Nurturing ethnic harmony for sustainable development
Last week, I had the opportunity of reading an essay written by a
student of Grade 10 on ethnic harmony. I quote one paragraph: "People
would like to see an ethnic problem disappear. And the way they think
it's going to disappear is by not talking about it. But, I think, the
real way you can make it disappear is by talking about it, learning
about it, and understanding it. Then you'll see a change."
Unity among different ethnicities is beautifully displayed
by these children. If this trend is continued throughout
their lives, this nation would prosper.
If this student was voicing the common concerns of the modern youth,
we are a fortunate nation. The formation of the great 'national family',
consisting of all people of the country, notwithstanding the differences
in ethnicity or religion, which we were expecting since our Independence
in 1948, will become a reality within the next few decades.
Ask a dozen adults what ethnic harmony is, and you'll probably get a
dozen different answers. Ethnic harmony is an evolving concept that few
can foresee in its final form. What is evolving is how we interact with
and perceive those who are different from us. We know that most of these
differences are superficial and unimportant. Yet, for many, these minor
differences are what they focus on first. Where did we learn it, and,
how can we unlearn it?
As the National Day 2014 dawns in two days, these are the questions
we have to answer. If we are honest to ourselves, listen to our hearts,
and find the right answers, we can look forward to becoming a unified
nation in double-quick time.
Out of our own experiences, we know that national identities and
loyalties are mainly threatened from within (rather than from outside)
and they are quite real.
This phenomenon is not exclusive to our country. Throughout the
world, the possibility of 'nations within states' and of internecine
conflict along religious, ethnic and linguistic lines seem ever present.

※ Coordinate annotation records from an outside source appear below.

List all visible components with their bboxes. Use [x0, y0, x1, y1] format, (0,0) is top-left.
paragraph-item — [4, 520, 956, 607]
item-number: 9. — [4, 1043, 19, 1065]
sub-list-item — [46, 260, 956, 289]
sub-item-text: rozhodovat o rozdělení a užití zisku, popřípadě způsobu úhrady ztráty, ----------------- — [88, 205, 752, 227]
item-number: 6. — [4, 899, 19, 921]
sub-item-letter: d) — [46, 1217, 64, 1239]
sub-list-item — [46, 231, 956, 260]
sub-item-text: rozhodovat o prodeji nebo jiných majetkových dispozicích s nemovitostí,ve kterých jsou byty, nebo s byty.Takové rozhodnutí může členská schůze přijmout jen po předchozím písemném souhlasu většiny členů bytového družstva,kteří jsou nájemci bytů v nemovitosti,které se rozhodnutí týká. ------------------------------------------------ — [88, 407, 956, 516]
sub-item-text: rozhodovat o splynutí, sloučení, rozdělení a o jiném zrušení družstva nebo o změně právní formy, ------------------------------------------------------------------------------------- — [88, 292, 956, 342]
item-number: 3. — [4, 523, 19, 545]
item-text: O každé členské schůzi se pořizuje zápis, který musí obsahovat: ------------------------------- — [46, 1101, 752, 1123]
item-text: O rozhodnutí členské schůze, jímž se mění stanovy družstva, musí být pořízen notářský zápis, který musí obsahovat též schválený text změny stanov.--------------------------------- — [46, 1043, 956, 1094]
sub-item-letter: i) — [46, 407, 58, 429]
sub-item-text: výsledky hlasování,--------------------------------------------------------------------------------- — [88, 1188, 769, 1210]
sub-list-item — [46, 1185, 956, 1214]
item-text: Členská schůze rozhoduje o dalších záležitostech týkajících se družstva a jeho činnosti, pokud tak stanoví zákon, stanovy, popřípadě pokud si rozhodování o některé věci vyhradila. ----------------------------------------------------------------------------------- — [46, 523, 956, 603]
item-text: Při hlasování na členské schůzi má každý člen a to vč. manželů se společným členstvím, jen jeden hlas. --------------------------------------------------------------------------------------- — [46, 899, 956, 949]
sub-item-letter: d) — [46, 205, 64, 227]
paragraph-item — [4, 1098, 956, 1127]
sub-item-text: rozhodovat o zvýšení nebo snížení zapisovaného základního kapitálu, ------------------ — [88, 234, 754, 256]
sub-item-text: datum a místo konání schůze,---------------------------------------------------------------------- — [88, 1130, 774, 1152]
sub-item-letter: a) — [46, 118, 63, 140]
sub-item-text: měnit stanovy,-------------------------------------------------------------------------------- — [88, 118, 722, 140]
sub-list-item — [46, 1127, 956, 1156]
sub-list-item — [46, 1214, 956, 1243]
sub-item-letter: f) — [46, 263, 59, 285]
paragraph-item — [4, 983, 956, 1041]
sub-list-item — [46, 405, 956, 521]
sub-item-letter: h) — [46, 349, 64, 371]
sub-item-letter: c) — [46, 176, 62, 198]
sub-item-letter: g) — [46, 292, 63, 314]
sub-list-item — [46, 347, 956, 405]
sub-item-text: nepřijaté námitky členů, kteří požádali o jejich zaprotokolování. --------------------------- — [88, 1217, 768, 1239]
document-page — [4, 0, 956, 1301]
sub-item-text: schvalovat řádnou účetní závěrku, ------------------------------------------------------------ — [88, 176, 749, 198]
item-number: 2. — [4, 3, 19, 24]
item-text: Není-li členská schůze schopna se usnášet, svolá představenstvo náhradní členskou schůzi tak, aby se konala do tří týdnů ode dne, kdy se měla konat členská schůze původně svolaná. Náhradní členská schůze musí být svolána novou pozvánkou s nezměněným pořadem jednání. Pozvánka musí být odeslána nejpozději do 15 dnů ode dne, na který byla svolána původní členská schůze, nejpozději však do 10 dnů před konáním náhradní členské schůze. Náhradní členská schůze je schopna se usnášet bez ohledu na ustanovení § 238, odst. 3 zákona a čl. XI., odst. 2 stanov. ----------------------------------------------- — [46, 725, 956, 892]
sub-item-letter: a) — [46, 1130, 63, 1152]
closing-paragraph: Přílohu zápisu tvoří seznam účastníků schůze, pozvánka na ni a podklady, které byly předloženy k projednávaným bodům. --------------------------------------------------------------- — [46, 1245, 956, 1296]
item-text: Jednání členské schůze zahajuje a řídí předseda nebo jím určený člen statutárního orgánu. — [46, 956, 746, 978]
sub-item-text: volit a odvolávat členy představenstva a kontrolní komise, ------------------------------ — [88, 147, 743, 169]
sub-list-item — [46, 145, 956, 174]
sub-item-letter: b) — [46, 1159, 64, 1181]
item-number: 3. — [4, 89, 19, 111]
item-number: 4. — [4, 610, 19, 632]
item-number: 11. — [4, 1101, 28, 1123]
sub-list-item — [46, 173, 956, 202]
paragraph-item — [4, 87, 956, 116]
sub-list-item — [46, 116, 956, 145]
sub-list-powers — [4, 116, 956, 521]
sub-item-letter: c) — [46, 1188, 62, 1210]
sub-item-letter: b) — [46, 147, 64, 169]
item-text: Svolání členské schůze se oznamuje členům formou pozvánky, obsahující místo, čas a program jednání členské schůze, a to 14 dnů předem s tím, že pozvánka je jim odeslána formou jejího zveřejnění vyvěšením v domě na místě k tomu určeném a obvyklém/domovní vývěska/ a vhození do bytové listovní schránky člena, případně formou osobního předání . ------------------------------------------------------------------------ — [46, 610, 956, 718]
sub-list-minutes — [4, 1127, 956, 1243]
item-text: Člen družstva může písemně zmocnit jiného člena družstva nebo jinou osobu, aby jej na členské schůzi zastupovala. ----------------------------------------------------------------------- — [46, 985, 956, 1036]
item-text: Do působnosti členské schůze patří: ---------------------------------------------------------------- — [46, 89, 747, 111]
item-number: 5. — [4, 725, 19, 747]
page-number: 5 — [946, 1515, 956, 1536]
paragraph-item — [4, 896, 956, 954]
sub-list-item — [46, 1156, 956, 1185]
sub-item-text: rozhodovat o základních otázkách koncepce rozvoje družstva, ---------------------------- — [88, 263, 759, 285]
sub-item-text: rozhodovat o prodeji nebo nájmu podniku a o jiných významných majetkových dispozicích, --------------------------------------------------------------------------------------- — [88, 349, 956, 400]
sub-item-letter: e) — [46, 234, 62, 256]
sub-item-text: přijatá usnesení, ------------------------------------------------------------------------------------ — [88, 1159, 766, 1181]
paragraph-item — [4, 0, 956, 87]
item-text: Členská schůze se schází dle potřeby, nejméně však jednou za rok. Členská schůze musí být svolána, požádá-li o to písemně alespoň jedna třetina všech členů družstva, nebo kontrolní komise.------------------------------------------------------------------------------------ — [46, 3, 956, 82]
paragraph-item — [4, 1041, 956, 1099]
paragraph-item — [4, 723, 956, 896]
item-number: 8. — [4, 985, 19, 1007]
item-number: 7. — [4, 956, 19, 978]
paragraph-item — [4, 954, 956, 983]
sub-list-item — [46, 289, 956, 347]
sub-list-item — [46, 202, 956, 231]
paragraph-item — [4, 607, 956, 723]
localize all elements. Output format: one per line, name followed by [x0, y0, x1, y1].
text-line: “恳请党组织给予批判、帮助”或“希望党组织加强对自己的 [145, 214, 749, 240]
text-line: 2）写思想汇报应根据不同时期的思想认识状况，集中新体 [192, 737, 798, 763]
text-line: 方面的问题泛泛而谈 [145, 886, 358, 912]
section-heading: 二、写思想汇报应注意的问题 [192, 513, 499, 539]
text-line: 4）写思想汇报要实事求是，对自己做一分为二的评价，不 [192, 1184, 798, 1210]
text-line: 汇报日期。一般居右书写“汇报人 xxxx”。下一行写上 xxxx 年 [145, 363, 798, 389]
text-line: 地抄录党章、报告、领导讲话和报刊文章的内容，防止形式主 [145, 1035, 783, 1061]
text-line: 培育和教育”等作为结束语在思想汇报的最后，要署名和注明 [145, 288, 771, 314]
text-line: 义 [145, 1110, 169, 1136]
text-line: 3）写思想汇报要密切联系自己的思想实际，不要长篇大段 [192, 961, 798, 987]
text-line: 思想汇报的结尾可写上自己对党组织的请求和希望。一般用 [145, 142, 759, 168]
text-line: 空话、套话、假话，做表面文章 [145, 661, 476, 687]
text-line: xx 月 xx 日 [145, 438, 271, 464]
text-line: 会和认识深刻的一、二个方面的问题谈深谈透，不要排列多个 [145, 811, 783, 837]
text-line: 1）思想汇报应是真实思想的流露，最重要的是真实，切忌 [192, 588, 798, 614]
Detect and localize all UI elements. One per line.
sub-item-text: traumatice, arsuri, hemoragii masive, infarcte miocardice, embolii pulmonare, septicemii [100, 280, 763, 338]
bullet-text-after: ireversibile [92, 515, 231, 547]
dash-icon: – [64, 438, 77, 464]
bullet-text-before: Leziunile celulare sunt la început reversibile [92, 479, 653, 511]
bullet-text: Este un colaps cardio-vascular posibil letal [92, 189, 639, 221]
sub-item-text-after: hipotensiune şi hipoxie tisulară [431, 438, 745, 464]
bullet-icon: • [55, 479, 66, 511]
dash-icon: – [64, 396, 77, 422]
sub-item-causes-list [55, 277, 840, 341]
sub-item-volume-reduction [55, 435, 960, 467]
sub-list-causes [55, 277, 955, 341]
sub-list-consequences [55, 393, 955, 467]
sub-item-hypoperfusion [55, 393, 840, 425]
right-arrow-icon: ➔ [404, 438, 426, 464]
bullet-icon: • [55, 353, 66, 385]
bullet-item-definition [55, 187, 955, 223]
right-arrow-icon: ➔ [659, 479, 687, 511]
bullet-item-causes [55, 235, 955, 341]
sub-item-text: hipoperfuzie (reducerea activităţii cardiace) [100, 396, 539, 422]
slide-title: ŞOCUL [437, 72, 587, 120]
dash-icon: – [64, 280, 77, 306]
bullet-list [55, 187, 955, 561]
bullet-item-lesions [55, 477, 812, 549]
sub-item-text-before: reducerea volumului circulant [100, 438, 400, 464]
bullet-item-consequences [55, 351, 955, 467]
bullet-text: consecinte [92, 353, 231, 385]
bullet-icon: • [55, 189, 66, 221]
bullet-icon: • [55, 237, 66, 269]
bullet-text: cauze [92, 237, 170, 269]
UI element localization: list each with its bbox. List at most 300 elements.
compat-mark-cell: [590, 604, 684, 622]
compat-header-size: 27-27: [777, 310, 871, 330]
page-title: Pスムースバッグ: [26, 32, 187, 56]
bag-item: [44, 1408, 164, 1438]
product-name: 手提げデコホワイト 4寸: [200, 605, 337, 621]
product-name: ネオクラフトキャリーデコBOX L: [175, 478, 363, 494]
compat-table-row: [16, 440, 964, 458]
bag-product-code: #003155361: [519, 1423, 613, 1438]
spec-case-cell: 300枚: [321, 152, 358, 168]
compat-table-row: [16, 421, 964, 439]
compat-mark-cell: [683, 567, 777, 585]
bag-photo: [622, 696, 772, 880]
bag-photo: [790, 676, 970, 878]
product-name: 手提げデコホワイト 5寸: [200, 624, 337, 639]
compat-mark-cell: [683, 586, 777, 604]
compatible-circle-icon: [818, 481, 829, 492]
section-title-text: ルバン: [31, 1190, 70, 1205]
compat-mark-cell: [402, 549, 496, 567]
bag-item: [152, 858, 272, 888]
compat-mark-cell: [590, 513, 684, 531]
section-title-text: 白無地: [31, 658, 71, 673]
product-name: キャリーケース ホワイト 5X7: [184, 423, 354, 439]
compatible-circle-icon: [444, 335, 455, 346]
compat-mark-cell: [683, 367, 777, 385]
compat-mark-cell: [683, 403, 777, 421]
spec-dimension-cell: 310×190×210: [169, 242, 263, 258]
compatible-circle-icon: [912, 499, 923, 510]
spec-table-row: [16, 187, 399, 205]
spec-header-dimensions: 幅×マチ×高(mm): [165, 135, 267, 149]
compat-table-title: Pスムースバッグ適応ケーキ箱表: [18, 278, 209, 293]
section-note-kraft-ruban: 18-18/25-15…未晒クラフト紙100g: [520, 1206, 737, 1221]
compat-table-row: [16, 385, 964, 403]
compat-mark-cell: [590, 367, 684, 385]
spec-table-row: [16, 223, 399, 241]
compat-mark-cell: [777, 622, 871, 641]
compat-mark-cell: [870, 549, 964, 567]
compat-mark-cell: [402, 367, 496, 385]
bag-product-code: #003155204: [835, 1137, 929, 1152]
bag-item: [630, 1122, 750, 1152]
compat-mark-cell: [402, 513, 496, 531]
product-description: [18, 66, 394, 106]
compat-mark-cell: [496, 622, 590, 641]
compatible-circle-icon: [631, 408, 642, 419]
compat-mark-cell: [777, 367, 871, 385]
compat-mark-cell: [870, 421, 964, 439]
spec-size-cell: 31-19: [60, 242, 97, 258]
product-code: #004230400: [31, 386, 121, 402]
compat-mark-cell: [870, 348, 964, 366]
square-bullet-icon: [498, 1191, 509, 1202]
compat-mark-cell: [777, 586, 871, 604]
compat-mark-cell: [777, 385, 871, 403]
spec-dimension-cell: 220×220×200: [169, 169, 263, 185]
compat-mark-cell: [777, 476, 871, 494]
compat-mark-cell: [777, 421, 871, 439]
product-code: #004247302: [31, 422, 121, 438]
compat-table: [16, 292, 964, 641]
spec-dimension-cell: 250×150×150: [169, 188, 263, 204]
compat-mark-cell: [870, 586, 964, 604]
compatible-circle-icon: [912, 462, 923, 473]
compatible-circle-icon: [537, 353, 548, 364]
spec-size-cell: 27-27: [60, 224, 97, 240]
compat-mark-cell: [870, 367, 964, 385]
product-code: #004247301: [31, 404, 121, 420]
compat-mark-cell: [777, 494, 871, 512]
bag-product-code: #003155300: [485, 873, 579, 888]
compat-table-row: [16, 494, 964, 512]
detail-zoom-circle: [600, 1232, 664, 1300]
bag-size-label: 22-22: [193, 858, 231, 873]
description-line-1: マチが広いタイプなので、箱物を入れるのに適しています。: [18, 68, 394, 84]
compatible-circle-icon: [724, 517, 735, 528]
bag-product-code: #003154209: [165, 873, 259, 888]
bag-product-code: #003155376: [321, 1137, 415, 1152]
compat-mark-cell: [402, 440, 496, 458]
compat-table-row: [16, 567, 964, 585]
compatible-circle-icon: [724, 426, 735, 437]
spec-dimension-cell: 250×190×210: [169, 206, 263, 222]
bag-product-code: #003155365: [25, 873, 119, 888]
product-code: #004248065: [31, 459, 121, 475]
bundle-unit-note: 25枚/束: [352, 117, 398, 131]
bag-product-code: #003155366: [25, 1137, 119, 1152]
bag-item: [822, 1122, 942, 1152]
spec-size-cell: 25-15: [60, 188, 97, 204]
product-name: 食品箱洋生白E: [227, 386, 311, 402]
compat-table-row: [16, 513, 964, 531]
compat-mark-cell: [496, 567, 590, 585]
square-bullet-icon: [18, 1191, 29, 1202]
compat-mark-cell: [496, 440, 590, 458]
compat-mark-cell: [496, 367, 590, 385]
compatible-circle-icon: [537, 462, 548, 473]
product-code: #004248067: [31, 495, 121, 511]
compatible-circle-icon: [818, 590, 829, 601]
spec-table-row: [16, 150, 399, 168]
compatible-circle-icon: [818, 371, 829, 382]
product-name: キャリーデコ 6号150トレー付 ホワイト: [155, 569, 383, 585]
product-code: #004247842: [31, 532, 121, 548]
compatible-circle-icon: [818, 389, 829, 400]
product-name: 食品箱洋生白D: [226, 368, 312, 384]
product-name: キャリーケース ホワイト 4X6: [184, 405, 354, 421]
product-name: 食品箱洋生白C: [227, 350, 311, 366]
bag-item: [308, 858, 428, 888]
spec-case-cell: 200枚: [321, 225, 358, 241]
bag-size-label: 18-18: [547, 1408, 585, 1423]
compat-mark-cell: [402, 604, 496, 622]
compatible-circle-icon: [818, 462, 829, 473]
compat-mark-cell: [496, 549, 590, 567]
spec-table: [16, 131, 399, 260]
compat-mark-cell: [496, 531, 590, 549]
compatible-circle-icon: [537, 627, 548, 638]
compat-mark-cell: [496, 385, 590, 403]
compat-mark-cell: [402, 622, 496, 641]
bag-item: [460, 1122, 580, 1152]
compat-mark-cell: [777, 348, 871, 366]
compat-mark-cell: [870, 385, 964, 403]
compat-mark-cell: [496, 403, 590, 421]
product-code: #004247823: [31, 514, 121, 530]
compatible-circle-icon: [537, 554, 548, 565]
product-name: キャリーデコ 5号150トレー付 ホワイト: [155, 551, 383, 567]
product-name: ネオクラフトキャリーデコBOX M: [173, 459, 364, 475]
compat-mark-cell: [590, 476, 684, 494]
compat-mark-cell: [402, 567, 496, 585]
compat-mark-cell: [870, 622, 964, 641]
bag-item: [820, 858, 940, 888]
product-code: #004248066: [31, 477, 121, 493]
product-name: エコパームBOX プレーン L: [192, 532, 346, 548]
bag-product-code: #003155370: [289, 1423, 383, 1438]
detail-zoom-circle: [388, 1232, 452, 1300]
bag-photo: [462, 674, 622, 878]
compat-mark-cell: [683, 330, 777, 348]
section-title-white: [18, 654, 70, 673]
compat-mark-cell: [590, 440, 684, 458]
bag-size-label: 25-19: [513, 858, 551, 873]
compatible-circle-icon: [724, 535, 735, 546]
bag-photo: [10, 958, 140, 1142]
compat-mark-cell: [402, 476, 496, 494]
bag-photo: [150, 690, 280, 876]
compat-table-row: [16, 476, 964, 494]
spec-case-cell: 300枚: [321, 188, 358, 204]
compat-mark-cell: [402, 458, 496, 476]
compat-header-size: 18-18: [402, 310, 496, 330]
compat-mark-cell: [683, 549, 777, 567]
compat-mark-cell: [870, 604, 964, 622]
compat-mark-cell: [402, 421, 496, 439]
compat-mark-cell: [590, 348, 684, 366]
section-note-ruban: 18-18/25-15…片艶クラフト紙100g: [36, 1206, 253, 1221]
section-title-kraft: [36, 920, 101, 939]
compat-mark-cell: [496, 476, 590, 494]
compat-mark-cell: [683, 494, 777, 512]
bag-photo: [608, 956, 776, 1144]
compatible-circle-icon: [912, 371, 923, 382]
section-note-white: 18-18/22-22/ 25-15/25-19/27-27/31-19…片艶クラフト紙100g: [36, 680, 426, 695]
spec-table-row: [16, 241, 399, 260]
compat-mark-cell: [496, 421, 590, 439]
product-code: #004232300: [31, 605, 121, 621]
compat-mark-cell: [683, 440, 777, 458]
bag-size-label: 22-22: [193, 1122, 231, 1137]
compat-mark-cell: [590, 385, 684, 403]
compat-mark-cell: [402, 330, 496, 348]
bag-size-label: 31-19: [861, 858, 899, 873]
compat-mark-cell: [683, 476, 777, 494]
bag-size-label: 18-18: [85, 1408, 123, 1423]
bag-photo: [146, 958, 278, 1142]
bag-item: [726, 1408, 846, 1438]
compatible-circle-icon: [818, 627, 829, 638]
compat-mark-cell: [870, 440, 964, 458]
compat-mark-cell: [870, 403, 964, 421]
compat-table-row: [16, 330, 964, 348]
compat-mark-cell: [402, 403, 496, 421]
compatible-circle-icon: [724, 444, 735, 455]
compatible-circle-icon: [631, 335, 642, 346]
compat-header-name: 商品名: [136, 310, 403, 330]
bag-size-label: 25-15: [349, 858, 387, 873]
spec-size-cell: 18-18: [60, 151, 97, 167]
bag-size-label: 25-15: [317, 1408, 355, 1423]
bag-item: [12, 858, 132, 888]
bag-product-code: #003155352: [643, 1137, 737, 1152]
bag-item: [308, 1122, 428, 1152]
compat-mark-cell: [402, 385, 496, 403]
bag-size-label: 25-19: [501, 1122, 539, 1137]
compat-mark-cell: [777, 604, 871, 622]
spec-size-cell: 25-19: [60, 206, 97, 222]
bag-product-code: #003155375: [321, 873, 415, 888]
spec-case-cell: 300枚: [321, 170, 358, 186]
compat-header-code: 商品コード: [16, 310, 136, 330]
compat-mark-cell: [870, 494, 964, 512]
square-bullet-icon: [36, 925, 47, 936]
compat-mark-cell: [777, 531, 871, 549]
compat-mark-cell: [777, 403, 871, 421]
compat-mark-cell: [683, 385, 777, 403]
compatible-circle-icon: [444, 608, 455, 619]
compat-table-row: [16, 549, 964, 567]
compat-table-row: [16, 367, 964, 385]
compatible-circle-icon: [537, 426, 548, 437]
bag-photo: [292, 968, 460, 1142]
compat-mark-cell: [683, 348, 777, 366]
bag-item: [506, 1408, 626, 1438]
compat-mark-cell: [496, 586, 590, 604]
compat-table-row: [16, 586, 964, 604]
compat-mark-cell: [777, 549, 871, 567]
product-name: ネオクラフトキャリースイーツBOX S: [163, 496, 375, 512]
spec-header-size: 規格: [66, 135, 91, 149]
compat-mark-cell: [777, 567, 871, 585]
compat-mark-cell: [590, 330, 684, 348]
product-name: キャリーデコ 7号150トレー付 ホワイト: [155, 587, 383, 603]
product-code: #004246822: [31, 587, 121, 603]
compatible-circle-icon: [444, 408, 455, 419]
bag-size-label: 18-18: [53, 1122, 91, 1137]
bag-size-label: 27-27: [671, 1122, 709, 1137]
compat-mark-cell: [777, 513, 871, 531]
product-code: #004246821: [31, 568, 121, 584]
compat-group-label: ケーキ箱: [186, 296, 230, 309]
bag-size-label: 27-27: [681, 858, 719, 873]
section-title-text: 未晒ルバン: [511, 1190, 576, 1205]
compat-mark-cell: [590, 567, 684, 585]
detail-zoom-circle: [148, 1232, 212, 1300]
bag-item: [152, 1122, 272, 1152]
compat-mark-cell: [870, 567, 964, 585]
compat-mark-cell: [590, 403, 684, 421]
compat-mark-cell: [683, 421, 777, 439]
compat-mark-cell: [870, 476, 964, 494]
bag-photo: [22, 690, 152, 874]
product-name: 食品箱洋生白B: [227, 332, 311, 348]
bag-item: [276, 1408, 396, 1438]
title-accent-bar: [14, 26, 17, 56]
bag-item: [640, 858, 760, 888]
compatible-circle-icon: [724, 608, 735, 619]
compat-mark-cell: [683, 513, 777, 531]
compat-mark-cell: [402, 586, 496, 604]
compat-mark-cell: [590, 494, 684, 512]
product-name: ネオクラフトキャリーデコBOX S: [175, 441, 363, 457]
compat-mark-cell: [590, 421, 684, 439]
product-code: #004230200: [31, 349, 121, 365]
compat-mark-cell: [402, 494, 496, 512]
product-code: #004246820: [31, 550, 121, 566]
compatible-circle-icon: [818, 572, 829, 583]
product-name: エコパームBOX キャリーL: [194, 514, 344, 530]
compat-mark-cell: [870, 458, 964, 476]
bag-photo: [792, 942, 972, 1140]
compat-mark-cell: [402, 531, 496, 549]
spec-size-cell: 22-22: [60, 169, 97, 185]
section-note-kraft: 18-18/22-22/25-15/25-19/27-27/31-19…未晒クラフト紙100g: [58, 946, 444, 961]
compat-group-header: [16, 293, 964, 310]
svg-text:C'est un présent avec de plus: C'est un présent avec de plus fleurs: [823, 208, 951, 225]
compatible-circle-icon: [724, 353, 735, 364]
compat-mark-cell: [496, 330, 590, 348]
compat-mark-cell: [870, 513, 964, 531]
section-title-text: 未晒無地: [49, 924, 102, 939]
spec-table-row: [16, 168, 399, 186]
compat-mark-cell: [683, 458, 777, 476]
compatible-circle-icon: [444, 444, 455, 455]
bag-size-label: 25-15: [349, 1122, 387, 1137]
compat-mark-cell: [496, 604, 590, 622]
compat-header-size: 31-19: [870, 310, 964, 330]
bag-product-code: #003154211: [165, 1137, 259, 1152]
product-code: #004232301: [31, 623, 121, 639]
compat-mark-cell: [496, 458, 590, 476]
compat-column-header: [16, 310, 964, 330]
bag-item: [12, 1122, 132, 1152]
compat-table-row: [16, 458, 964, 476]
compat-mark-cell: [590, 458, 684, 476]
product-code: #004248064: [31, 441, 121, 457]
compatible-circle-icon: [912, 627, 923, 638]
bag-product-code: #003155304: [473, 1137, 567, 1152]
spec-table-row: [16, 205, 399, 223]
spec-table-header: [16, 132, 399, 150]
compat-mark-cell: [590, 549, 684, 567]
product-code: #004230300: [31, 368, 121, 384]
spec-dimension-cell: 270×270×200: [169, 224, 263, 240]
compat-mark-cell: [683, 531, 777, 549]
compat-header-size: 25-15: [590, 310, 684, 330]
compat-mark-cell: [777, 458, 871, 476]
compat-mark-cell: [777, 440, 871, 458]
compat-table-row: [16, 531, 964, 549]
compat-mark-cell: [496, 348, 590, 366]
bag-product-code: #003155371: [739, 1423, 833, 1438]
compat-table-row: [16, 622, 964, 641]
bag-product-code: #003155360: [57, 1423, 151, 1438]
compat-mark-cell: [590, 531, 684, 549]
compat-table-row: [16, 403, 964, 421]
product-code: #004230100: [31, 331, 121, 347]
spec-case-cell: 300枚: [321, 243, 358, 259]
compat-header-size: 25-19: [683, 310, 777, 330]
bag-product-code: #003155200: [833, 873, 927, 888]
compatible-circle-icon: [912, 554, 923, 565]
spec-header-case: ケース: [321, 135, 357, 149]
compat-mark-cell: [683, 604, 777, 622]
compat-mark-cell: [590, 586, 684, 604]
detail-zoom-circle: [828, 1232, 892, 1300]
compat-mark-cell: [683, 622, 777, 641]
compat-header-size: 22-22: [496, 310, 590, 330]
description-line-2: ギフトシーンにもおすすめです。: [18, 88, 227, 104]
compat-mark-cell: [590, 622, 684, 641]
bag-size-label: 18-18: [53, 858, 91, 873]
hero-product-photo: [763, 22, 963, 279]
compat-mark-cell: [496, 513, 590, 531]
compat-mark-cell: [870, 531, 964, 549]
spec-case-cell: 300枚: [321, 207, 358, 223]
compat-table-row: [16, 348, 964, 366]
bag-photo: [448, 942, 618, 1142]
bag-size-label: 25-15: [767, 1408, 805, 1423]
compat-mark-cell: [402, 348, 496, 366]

The former Yugoslavia is perhaps the most prominent illustration of
state disintegration amid clashes between ethnic and religious groups
with aspirations to nationhood. The cases of Southern Sudan, Chechnya
and Iraq are three more recent examples.
Moreover, there have also been less famous, but still significant
mobilisations along ethnic lines in other areas of the world, such as
Latin America. Even in the United States, some worry that American
identity is challenged by growing ethnic diversity, especially when that
very diversity is celebrated under the guise of multi-culturalism or the
'politics of recognition'.
Sixteen years after Independence, it's time for us to take a cue from
our own experiences. We need to begin investigating more systematically
the variation in 'attachment' among the different ethnic and religious
segments of our population to the motherland. We should focus in
particular on how our populations that are 'minority' in terms of
ethnicity, religion and language feel about their country.
In this investigation, we should seek to answer two questions. First,
do our minority populations feel less attached to the country in which
they live? Second, what political, economic, and cultural factors
strengthen or weaken the national attachment of minority populations?
To answer these questions, we have to formulate our concept of what
is meant by 'attachment' to the country. The writer has intentionally
used the common term 'attachment' to characterise people's feelings
because it is a general description and does not imply any particular
kind of attachment (love, pride, and so on) or any specific content of
What is meant is a very general sense of one's identification with
one's country. Others may have different definitions, such as
'patriotism' and 'nationalism'. These can be very important, of course,
but only for determining the consequences of national attachment.
Two important dimensions of a nation's political institutions are
economic development and political freedom. Generally, citizens in
economically developed countries have a stronger national attachment
because they experience a considerable degree of personal freedom and
ease of living.
National Day celebrations
Citizens living in developing countries, on the other hand, often
experience substantial hardships relative to citizens in developed
countries. As such, they may feel less attachment to their country. This
means, national attachment may not arise solely because of myths and
imaginings, but may have a quite rational basis in living conditions and
The experience of nation building suggests that ethnic pluralism and
cultural blending have been a continuing process in most successful
countries. A multi-religious and ethnic identity can itself become over
time a source of national identity.
However, historical experience also suggests that blending can only
be forced at high resource costs. The 'melting pot' metaphor (practised
in the USA) has seldom applied when a country consists of geographically
based ethnic nationalities.
Understanding fully the gravity and importance of ethnic harmony, the
Government has increased investments in infrastructure and public
utilities in the North and the East and accelerated their opening to the
outside world. This has begun to result in an upsurge of economic
development in these areas. This is a step in the right direction.
Role of schools
At the same time, we must understand that children and young people
are perhaps the key to realising true ethnic harmony. They are the first
to adapt to new technologies, the first to consider new possibilities
and new ways of thinking. Young people tend to ignore superficial
differences, and make friends with people from all strata of society - a
key component to building harmony and international understanding.
This writer believes that there is an urgent need for successful
strategies to implement in our schools - strategies to dispel racial
tensions and violence (particularly violence related to race or
ethnicity) and to create a vision that includes students of diverse
backgrounds understanding of cultural differences.
A growing number of educators are becoming aware of a lack of
attention to diversity issues in the preparation of school leaders.
Administrative preparation programs have traditionally emphasised
management skills and have not given adequate attention to the need to
mediate the new diversity that characterises many urban and suburban
schools. If schools are to become more like the ones in the study - safe
and respectful environments where positive inter-ethnic relations can
flourish - policy makers, principals and others need to make inter-group
relations a priority area in education and take appropriate action.
The ideal relationship among our ethnic groups one day should reach a
level when we can describe it as 'overall integration and mutual
interaction'. Until four decades ago, concentrations of ethnic
minorities resided within predominantly 'Sinhala areas', and the
Sinhalese people also resided in 'minority areas', indicating that there
have been extensive exchanges among our ethnic groups since ancient
With the development of the market economy, interaction among ethnic
groups has become even more active in the areas of government,
economics, culture, daily life and marriage.
Linked by inter-dependence, mutual assistance and joint development,
their common goals and interests creating a deep sense of solidarity,
Sri Lanka's ethnic groups should become a great national family,
together building a Sri Lankan civilisation.